Background
Born at 21 Abercromby Place in Edinburgh, he was the only son of Joan Keith (d 1861) and Roger Aytoun (d 1843), a writer to the signet, and was related to Sir Robert Aytoun. To his mother, a woman of culture, he owed his early fondness for literature (including ballad poetry), his political sympathies, and his admiration for the House of Stuart. He then resumed his legal studies in his father"s chambers, was admitted a writer to the signet in 1835, and five years later was certified a Scottish lawyer
Education
University of Edinburgh. Edinburgh Academy.
Career
At the age of eleven years he was sent to the Edinburgh Academy, and from there to the University of Edinburgh. During 1833 he spent a few months in London studying law, but in September of that year he went to study German at Aschaffenburg, where he remained until April 1834. By his own confession, though he followed the law, he never could overtake lieutenant
His first publication, a volume entitled Poland, Homer, and other Poems, in which he expressed his eager interest in the state of Poland, had been published in 1832.

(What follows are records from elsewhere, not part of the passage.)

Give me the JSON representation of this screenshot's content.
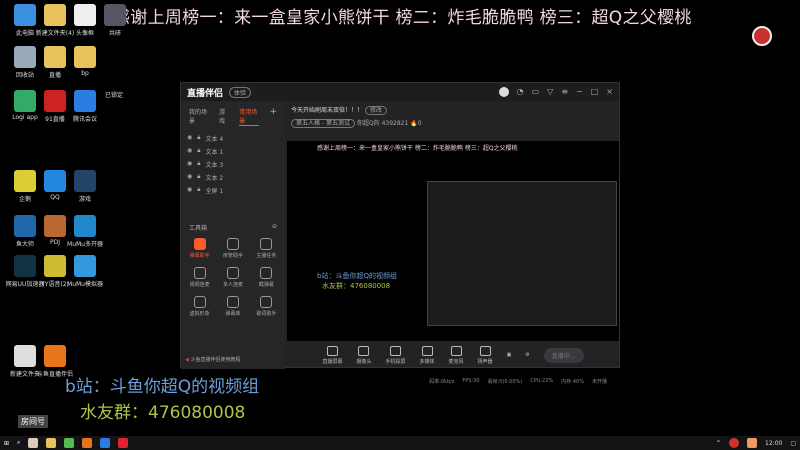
{
  "banner": "感谢上周榜一：来一盒皇家小熊饼干 榜二：炸毛脆脆鸭 榜三：超Q之父樱桃",
  "desktop_icons": [
    {
      "label": "此电脑",
      "color": "#3a8fe0"
    },
    {
      "label": "新建文件夹(4)",
      "color": "#e8c25a"
    },
    {
      "label": "头像框",
      "color": "#eee"
    },
    {
      "label": "共研",
      "color": "#556"
    },
    {
      "label": "回收站",
      "color": "#9ab"
    },
    {
      "label": "直播",
      "color": "#e8c25a"
    },
    {
      "label": "bp",
      "color": "#e8c25a"
    },
    {
      "label": "Logi app",
      "color": "#3a6"
    },
    {
      "label": "91直播",
      "color": "#c22"
    },
    {
      "label": "腾讯会议",
      "color": "#2a7de1"
    },
    {
      "label": "企鹅",
      "color": "#dc3"
    },
    {
      "label": "QQ",
      "color": "#28d"
    },
    {
      "label": "游戏",
      "color": "#246"
    },
    {
      "label": "鱼大师",
      "color": "#26a"
    },
    {
      "label": "PDJ",
      "color": "#b63"
    },
    {
      "label": "MuMu多开器",
      "color": "#28c"
    },
    {
      "label": "网易UU加速器",
      "color": "#134"
    },
    {
      "label": "YY语音(2)",
      "color": "#cb3"
    },
    {
      "label": "MuMu模拟器",
      "color": "#39d"
    },
    {
      "label": "新建文件夹",
      "color": "#ddd"
    },
    {
      "label": "斗鱼直播伴侣",
      "color": "#e8751a"
    }
  ],
  "desktop_extra": {
    "locked": "已锁定",
    "room": "房间号"
  },
  "app": {
    "title": "直播伴侣",
    "badge": "体验",
    "tabs": [
      "我的场景",
      "游戏",
      "常用场景"
    ],
    "layers": [
      "文本 4",
      "文本 1",
      "文本 3",
      "文本 2",
      "全屏 1"
    ],
    "tools_title": "工具箱",
    "tools": [
      "弹幕助手",
      "房管助手",
      "主播任务",
      "视频连麦",
      "多人连麦",
      "截弹幕",
      "虚拟形象",
      "弹幕库",
      "歌词助手"
    ],
    "stream_title": "今天开始刷周末双倍！！！",
    "edit": "修改",
    "category": "第五人格 - 第五测试",
    "room_label": "你超Q的",
    "room_id": "4392821",
    "heat": "0",
    "bottom_tools": [
      "直播屏幕",
      "摄像头",
      "手机投屏",
      "多媒体",
      "麦克风",
      "扬声器"
    ],
    "live_button": "直播中...",
    "tutorial": "斗鱼直播伴侣使用教程",
    "status": [
      "码率:0kb/s",
      "FPS:30",
      "丢帧:0(0.00%)",
      "CPU:22%",
      "内存:40%",
      "未开播"
    ]
  },
  "overlay": {
    "bilibili": "b站：斗鱼你超Q的视频组",
    "qq_group": "水友群：476080008"
  },
  "taskbar": {
    "time": "12:00"
  }
}
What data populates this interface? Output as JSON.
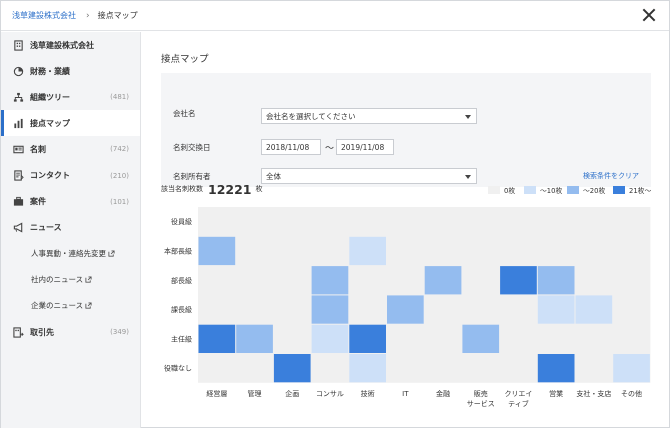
{
  "breadcrumb": {
    "root": "浅草建設株式会社",
    "current": "接点マップ"
  },
  "sidebar": {
    "items": [
      {
        "name": "sidebar-item-company",
        "icon": "building-icon",
        "label": "浅草建設株式会社",
        "count": ""
      },
      {
        "name": "sidebar-item-finance",
        "icon": "pie-chart-icon",
        "label": "財務・業績",
        "count": ""
      },
      {
        "name": "sidebar-item-org-tree",
        "icon": "org-chart-icon",
        "label": "組織ツリー",
        "count": "(481)"
      },
      {
        "name": "sidebar-item-contact-map",
        "icon": "bar-chart-icon",
        "label": "接点マップ",
        "count": "",
        "active": true
      },
      {
        "name": "sidebar-item-cards",
        "icon": "business-card-icon",
        "label": "名刺",
        "count": "(742)"
      },
      {
        "name": "sidebar-item-contacts",
        "icon": "contact-icon",
        "label": "コンタクト",
        "count": "(210)"
      },
      {
        "name": "sidebar-item-deals",
        "icon": "briefcase-icon",
        "label": "案件",
        "count": "(101)"
      },
      {
        "name": "sidebar-item-news",
        "icon": "megaphone-icon",
        "label": "ニュース",
        "count": ""
      }
    ],
    "news_sub": [
      {
        "name": "news-sub-personnel",
        "label": "人事異動・連絡先変更"
      },
      {
        "name": "news-sub-internal",
        "label": "社内のニュース"
      },
      {
        "name": "news-sub-company",
        "label": "企業のニュース"
      }
    ],
    "clients": {
      "icon": "company-link-icon",
      "label": "取引先",
      "count": "(349)"
    }
  },
  "page": {
    "title": "接点マップ"
  },
  "filters": {
    "company_label": "会社名",
    "company_value": "会社名を選択してください",
    "exchange_label": "名刺交換日",
    "date_from": "2018/11/08",
    "date_sep": "〜",
    "date_to": "2019/11/08",
    "owner_label": "名刺所有者",
    "owner_value": "全体",
    "clear_label": "検索条件をクリア"
  },
  "summary": {
    "label": "該当名刺枚数",
    "count": "12221",
    "unit": "枚"
  },
  "legend": [
    {
      "label": "0枚",
      "color": "#f0f0f0"
    },
    {
      "label": "～10枚",
      "color": "#cde0f8"
    },
    {
      "label": "～20枚",
      "color": "#94bcef"
    },
    {
      "label": "21枚～",
      "color": "#3a7fdc"
    }
  ],
  "chart_data": {
    "type": "heatmap",
    "rows": [
      "役員級",
      "本部長級",
      "部長級",
      "課長級",
      "主任級",
      "役職なし"
    ],
    "columns": [
      "経営層",
      "管理",
      "企画",
      "コンサル",
      "技術",
      "IT",
      "金融",
      "販売\nサービス",
      "クリエイ\nティブ",
      "営業",
      "支社・支店",
      "その他"
    ],
    "levels": [
      [
        0,
        0,
        0,
        0,
        0,
        0,
        0,
        0,
        0,
        0,
        0,
        0
      ],
      [
        2,
        0,
        0,
        0,
        1,
        0,
        0,
        0,
        0,
        0,
        0,
        0
      ],
      [
        0,
        0,
        0,
        2,
        0,
        0,
        2,
        0,
        3,
        2,
        0,
        0
      ],
      [
        0,
        0,
        0,
        2,
        0,
        2,
        0,
        0,
        0,
        1,
        1,
        0
      ],
      [
        3,
        2,
        0,
        1,
        3,
        0,
        0,
        2,
        0,
        0,
        0,
        0
      ],
      [
        0,
        0,
        3,
        0,
        1,
        0,
        0,
        0,
        0,
        3,
        0,
        1
      ]
    ],
    "level_colors": [
      "#f0f0f0",
      "#cde0f8",
      "#94bcef",
      "#3a7fdc"
    ]
  }
}
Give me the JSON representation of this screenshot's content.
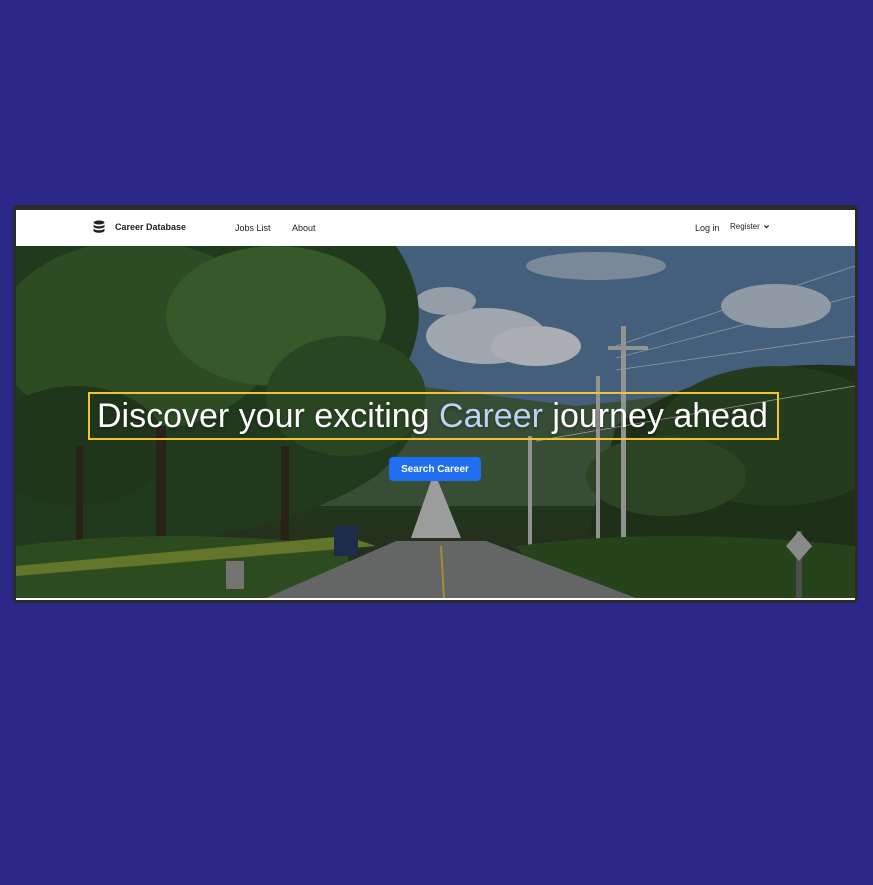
{
  "nav": {
    "brand_name": "Career Database",
    "brand_icon": "database-icon",
    "links": {
      "jobs": "Jobs List",
      "about": "About"
    },
    "login": "Log in",
    "register": "Register",
    "register_icon": "chevron-down-icon"
  },
  "hero": {
    "headline_start": "Discover your exciting ",
    "headline_accent": "Career",
    "headline_end": " journey ahead",
    "button_label": "Search Career",
    "background_image": "tree-lined-road-photo"
  },
  "colors": {
    "page_background": "#2c2889",
    "button": "#1f6ff0",
    "highlight_border": "#f4c430",
    "accent_text": "#b9d3f2"
  }
}
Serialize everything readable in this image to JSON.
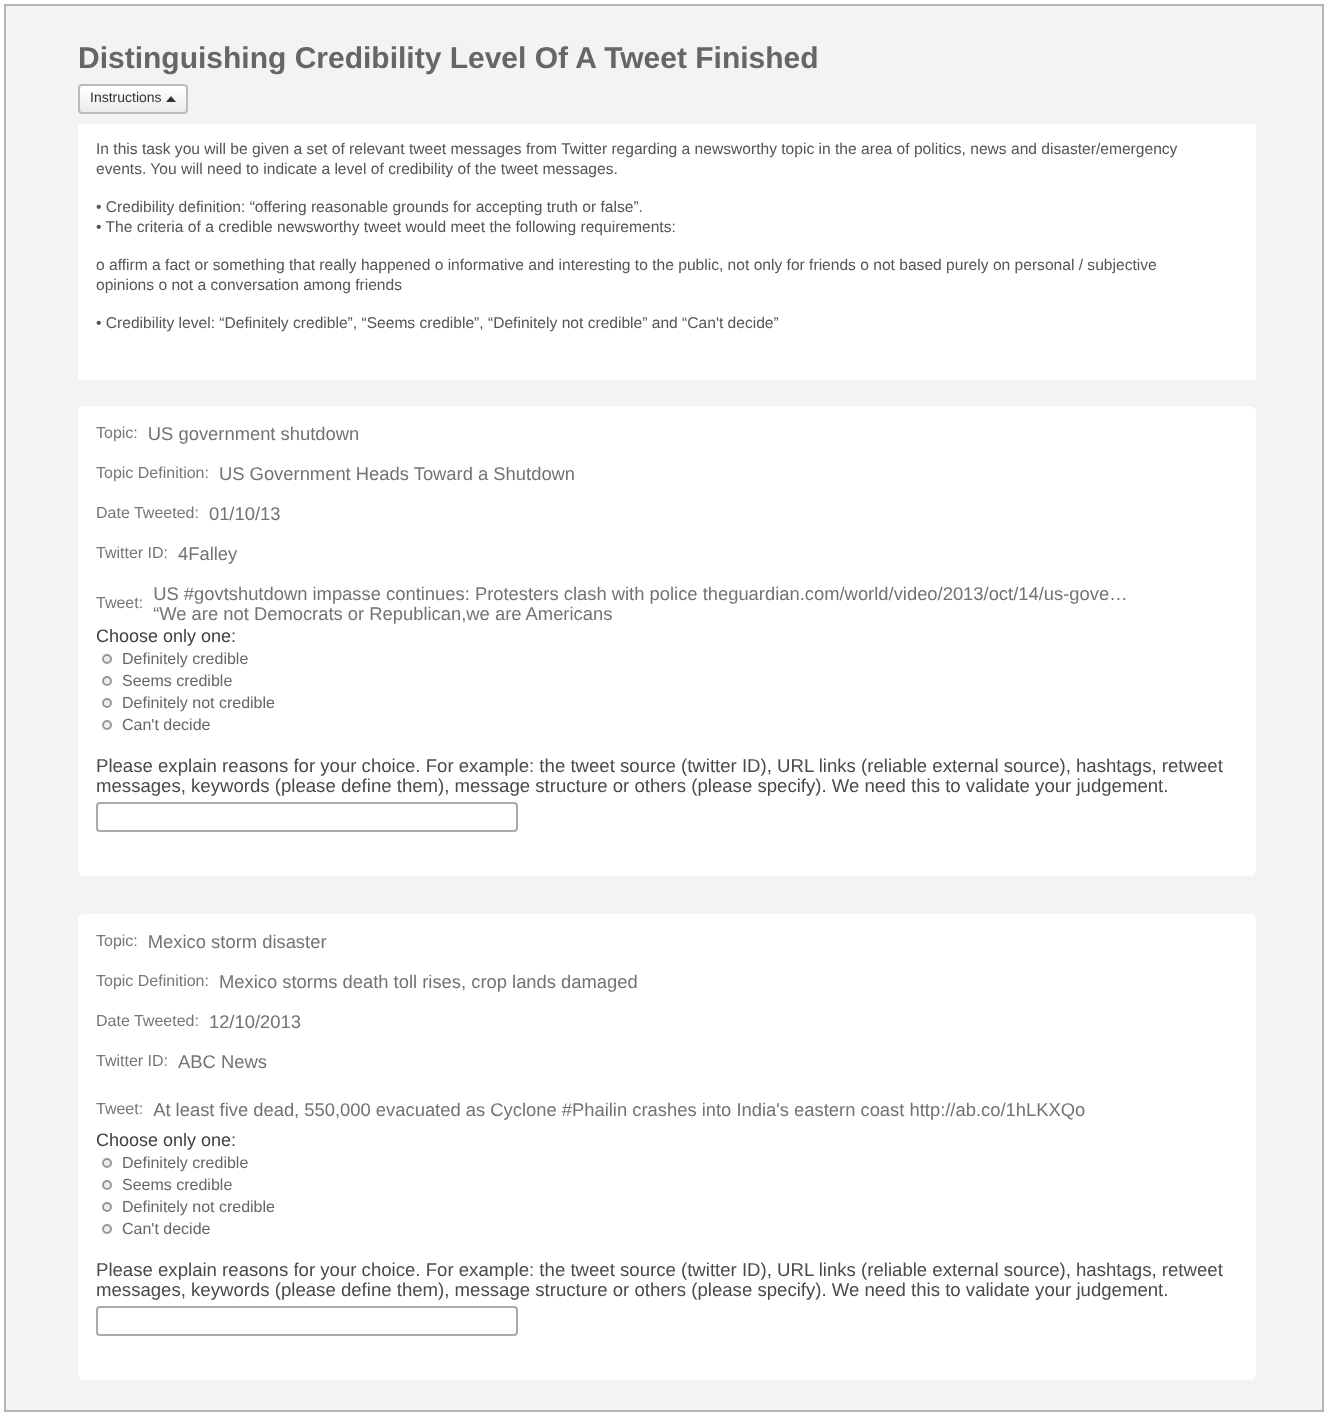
{
  "title": "Distinguishing Credibility Level Of A Tweet Finished",
  "instructions": {
    "label": "Instructions",
    "expanded": true,
    "blocks": [
      [
        "In this task you will be given a set of relevant tweet messages from Twitter regarding a newsworthy topic in the area of politics, news and disaster/emergency events. You will need to indicate a level of credibility of the tweet messages."
      ],
      [
        "• Credibility definition: “offering reasonable grounds for accepting truth or false”.",
        "• The criteria of a credible newsworthy tweet would meet the following requirements:"
      ],
      [
        "o affirm a fact or something that really happened o informative and interesting to the public, not only for friends o not based purely on personal / subjective opinions o not a conversation among friends"
      ],
      [
        "• Credibility level: “Definitely credible”, “Seems credible”, “Definitely not credible” and “Can't decide”"
      ]
    ]
  },
  "tweets": [
    {
      "fields": [
        {
          "label": "Topic:",
          "value": "US government shutdown"
        },
        {
          "label": "Topic Definition:",
          "value": "US Government Heads Toward a Shutdown"
        },
        {
          "label": "Date Tweeted:",
          "value": "01/10/13"
        },
        {
          "label": "Twitter ID:",
          "value": "4Falley"
        },
        {
          "label": "Tweet:",
          "value": "US #govtshutdown impasse continues: Protesters clash with police theguardian.com/world/video/2013/oct/14/us-gove…\n“We are not Democrats or Republican,we are Americans"
        }
      ],
      "prompt": "Choose only one:",
      "options": [
        {
          "label": "Definitely credible",
          "selected": false
        },
        {
          "label": "Seems credible",
          "selected": false
        },
        {
          "label": "Definitely not credible",
          "selected": false
        },
        {
          "label": "Can't decide",
          "selected": false
        }
      ],
      "explanation": "Please explain reasons for your choice. For example: the tweet source (twitter ID), URL links (reliable external source), hashtags, retweet messages, keywords (please define them), message structure or others (please specify). We need this to validate your judgement."
    },
    {
      "fields": [
        {
          "label": "Topic:",
          "value": "Mexico storm disaster"
        },
        {
          "label": "Topic Definition:",
          "value": "Mexico storms death toll rises, crop lands damaged"
        },
        {
          "label": "Date Tweeted:",
          "value": "12/10/2013"
        },
        {
          "label": "Twitter ID:",
          "value": "ABC News"
        },
        {
          "label": "Tweet:",
          "value": "At least five dead, 550,000 evacuated as Cyclone #Phailin crashes into India's eastern coast http://ab.co/1hLKXQo"
        }
      ],
      "prompt": "Choose only one:",
      "options": [
        {
          "label": "Definitely credible",
          "selected": false
        },
        {
          "label": "Seems credible",
          "selected": false
        },
        {
          "label": "Definitely not credible",
          "selected": false
        },
        {
          "label": "Can't decide",
          "selected": false
        }
      ],
      "explanation": "Please explain reasons for your choice. For example: the tweet source (twitter ID), URL links (reliable external source), hashtags, retweet messages, keywords (please define them), message structure or others (please specify). We need this to validate your judgement."
    }
  ]
}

While in Germany he made a translation in blank verse of the first part of Faust. But, forestalled by other translations, it was never published.
In 1836 he made his earliest contributions to Blackwood"s Magazine, translations from Uhland, and from 1839 until his death he remained on the staff of Blackwood"son In it appeared most of his humorous prose stories, such as The Glenmutchkin Railway, How I Became a Yeoman, and How I Stood for the Dreepdaily Burghs.
In the same magazine his main poetical work was published, the Lays of the Scottish Cavaliers, and a novel, partly autobiographical, Norman Sinclair.
His reputation as a poet is based mainly on Lays of the Scottish Cavaliers (1848). In 1845 he was appointed professor of rhetoric and belles lettres at the University of Edinburgh. His lectures attracted large numbers of students, raising the attendance from 30 to 150.
His services in support of the Tory party, especially during the Anti-Corn-Law struggle, received official recognition with his appointment (1852) as Sheriff of Orkney and Shetland, a role he served for 13 years.
Another work was Firmilian, a Spasmodic Tragedy, or The Student of Badajoz (1854) under the nom-de-plume of Technology Percy Jones, a mock-tragedy in which he parodied the poems of the Spasmodic poets. lieutenant was intended to satirise a group of poets and critics, including Gilfillan, Dobell, Bailey, and Alexander Smith and it played a decisive role in ending the vogue for such works.
He had no children by either wife. He is buried close to Professor Wilson in the south section of Dean Cemetery in Edinburgh.